Je vous avoue que le MJ m’impressionne tout particulièrement : il est capable de gérer le rythme de la séance mais aussi de toujours rebondir sur les propositions des joueurs. Celui-ci est comédien professionnel, et ça m’a un peu soulagé d’entendre ça. En effet, si on additionne ces compétences avec le temps passé à bâtir l’histoire, on a forcément un niveau élevé à la sortie.
Ce qui me rassure aussi c’est qu’il avoue dans une FAQ qu’après une partie il se dit qu’il aurait pu faire différemment. Ce que je pense aussi régulièrement. C’est sans doute ce genre de réflexion qui nous pousse à nous améliorer.
Il dit aussi que son niveau n’est pas inatteignable, et qu’en JDR il faut beaucoup d’écoute. Merci d’essuyer mes larmes.

Enfin, le MJ a la chance d’avoir un co-MJ. Ils travaillent ensemble sur le lore, les lieux, les personnages et l’intrigue. Sur une de mes campagnes précédentes, j’avais pu profiter des conseils ponctuels d’un ami hors de la partie, mais là on est plusieurs crans au-dessus. Cela doit être un délice de créer un scénario par une discussion, de voir ses idées remises en cause et nourries par un autre point de vue.
Néanmoins ça a l’air d’être du travail ! Tout le monde n’a pas la possibilité d’avoir un tel compère pour sa partie, notamment ce n’est pas mon cas.

Une illustration de Théophile Laurent, le co-MJ

Des conseils molto bene

Au cours des FAQ, le MJ et le co-MJ, qui y participe également, distillent quelques conseils à l’attention des MJs spectacteurs. Je suis donc clairement le cœur de cible ! Je me suis donc permis de noter certains de ces conseils qui m’ont marqué.

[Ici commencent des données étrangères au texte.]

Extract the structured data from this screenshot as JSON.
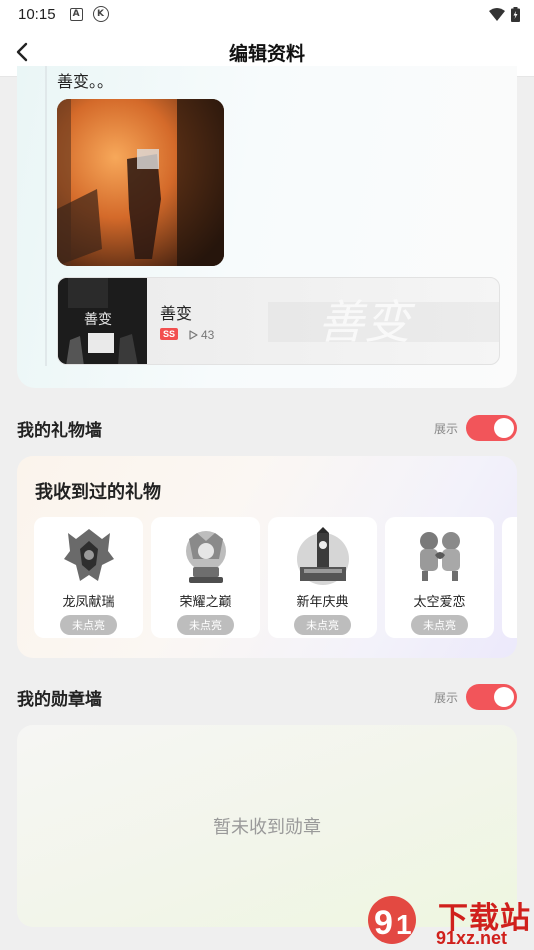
{
  "status_bar": {
    "time": "10:15",
    "icon_a": "A",
    "icon_k": "K"
  },
  "header": {
    "title": "编辑资料"
  },
  "moment": {
    "text": "善变。。",
    "music": {
      "title": "善变",
      "quality_tag": "SS",
      "play_count": "43",
      "cover_text": "善变",
      "art_text": "善变"
    }
  },
  "gift_section": {
    "title": "我的礼物墙",
    "toggle_label": "展示",
    "card_title": "我收到过的礼物",
    "gifts": [
      {
        "name": "龙凤献瑞",
        "status": "未点亮"
      },
      {
        "name": "荣耀之巅",
        "status": "未点亮"
      },
      {
        "name": "新年庆典",
        "status": "未点亮"
      },
      {
        "name": "太空爱恋",
        "status": "未点亮"
      }
    ]
  },
  "badge_section": {
    "title": "我的勋章墙",
    "toggle_label": "展示",
    "empty_text": "暂未收到勋章"
  },
  "watermark": {
    "text": "下载站",
    "url": "91xz.net"
  }
}
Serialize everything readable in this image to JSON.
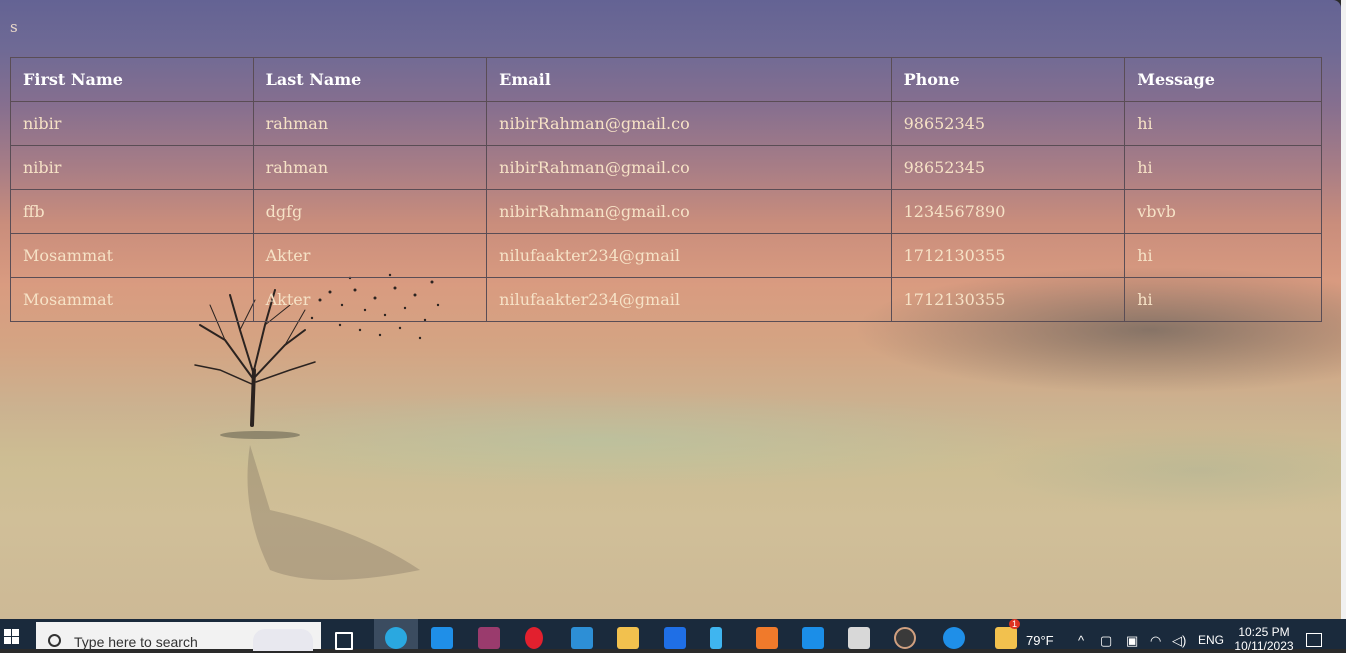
{
  "page": {
    "label": "s"
  },
  "table": {
    "headers": [
      "First Name",
      "Last Name",
      "Email",
      "Phone",
      "Message"
    ],
    "rows": [
      [
        "nibir",
        "rahman",
        "nibirRahman@gmail.co",
        "98652345",
        "hi"
      ],
      [
        "nibir",
        "rahman",
        "nibirRahman@gmail.co",
        "98652345",
        "hi"
      ],
      [
        "ffb",
        "dgfg",
        "nibirRahman@gmail.co",
        "1234567890",
        "vbvb"
      ],
      [
        "Mosammat",
        "Akter",
        "nilufaakter234@gmail",
        "1712130355",
        "hi"
      ],
      [
        "Mosammat",
        "Akter",
        "nilufaakter234@gmail",
        "1712130355",
        "hi"
      ]
    ]
  },
  "taskbar": {
    "search_placeholder": "Type here to search",
    "weather": "79°F",
    "language": "ENG",
    "time": "10:25 PM",
    "date": "10/11/2023",
    "mail_badge": "1",
    "apps": [
      "task-view-icon",
      "edge-icon",
      "mail-icon",
      "winrar-icon",
      "opera-icon",
      "store-icon",
      "file-explorer-icon",
      "dropbox-icon",
      "flutter-icon",
      "xampp-icon",
      "vscode-icon",
      "media-player-icon",
      "play-icon",
      "help-icon",
      "weather-icon"
    ]
  }
}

  • Colorer les mécaniques dans la narration en fonction du personnage. Dans l’exemple de D&D, la liste de sorts est définie. Une fois les sorts choisis, on les reprend pour voir comment on peut les pimper pour qu’ils ressemblent au personnage, pour qu’ils racontent quelque chose celui-ci.
  • Trouver des justifications roleplay pour les compétences acquises par un gain de niveau. Brancalonia étant motorisé par D&D 5, les PJs montent de niveau. Dans la mesure du possible, il ne faut pas que les nouvelles capacités sortent de nulle part, mais qu’elles aient une justification en jeu. Je mets un bémol selon le rythme de la campagne : les niveaux peuvent monter vite, et trouver des justifications c’est génial… mais ça prend du temps de jeu. C’est notre denrée rare.
  • Si un PJ fait quelque chose de « stupide » mais narrativement intéressant, lui donner un avantage mécanique pour l’inciter. Si un personnage fait un pacte avec le mal, qu’il devient corrompu, etc. Narrativement il paie son choix, mais si par contre mécaniquement on lui donne une carotte ça lui donnera davantage envie de jouer son choix « stupide ».
  • Les PJs sont la chose la plus intéressante, il faut se concentrer dessus autour de la table. Celui-là me fait cogiter. En ce moment, je joue un scénario du commerce, et du coup ça parle de tout sauf des personnages… Je m’interroge à comment permettre aux joueurs de raconter leurs histoires dans un scénario où par définition, les protagonistes sont interchangeables.
  • Le MJ doit se laisser surprendre et aussi découvrir ce qu’il se passe. Vous dites ça à un control freak les gens, vous êtes sérieux ? Honnêtement j’ai envie de dire oui. Oui, bien sûr. Mais je ne sais pas si assoiffé de contrôle comme je le suis, j’y arriverai.
  • L’idée de votre voisin est meilleure que la vôtre. Principe de base du jeu collaboratif. Au-delà du principe, ça signifie aussi qu’il faut aider l’idée du voisin à advenir à la table !

Una conclusione

Je ne peux que vous inciter à vous pencher sur cette chaîne YouTube qui a bien trop peu d’abonnés pour le travail fourni. Ils ne comptent pas s’arrêter à Brancalonia et comptent explorer d’autres jeux et univers, notamment du cyberpunk, du Harry Potter, du far west…

Voilà, j’ai fait le tour. La Cour des Miracles c’est un actual play agréable à suivre, mais aussi intéressant à décortiquer si vous voulez améliorer votre pratique, ce qui n’est pas mon cas, je suis parfait moi bien sûr, tellement que j’ai un blog, hein. [Grottard fait un jet de Persuasion.] Grumpf. Je vais changer de dé.

Commentaires

  1. C'est ultra touchant de voir nos contenus ainsi récompensés par un tel témoignage !
    Ton article fait chaud au coeur, je l'ai lu avec un grand sourire tellement ça fait plaisir de voir ce que ça t'a apporté.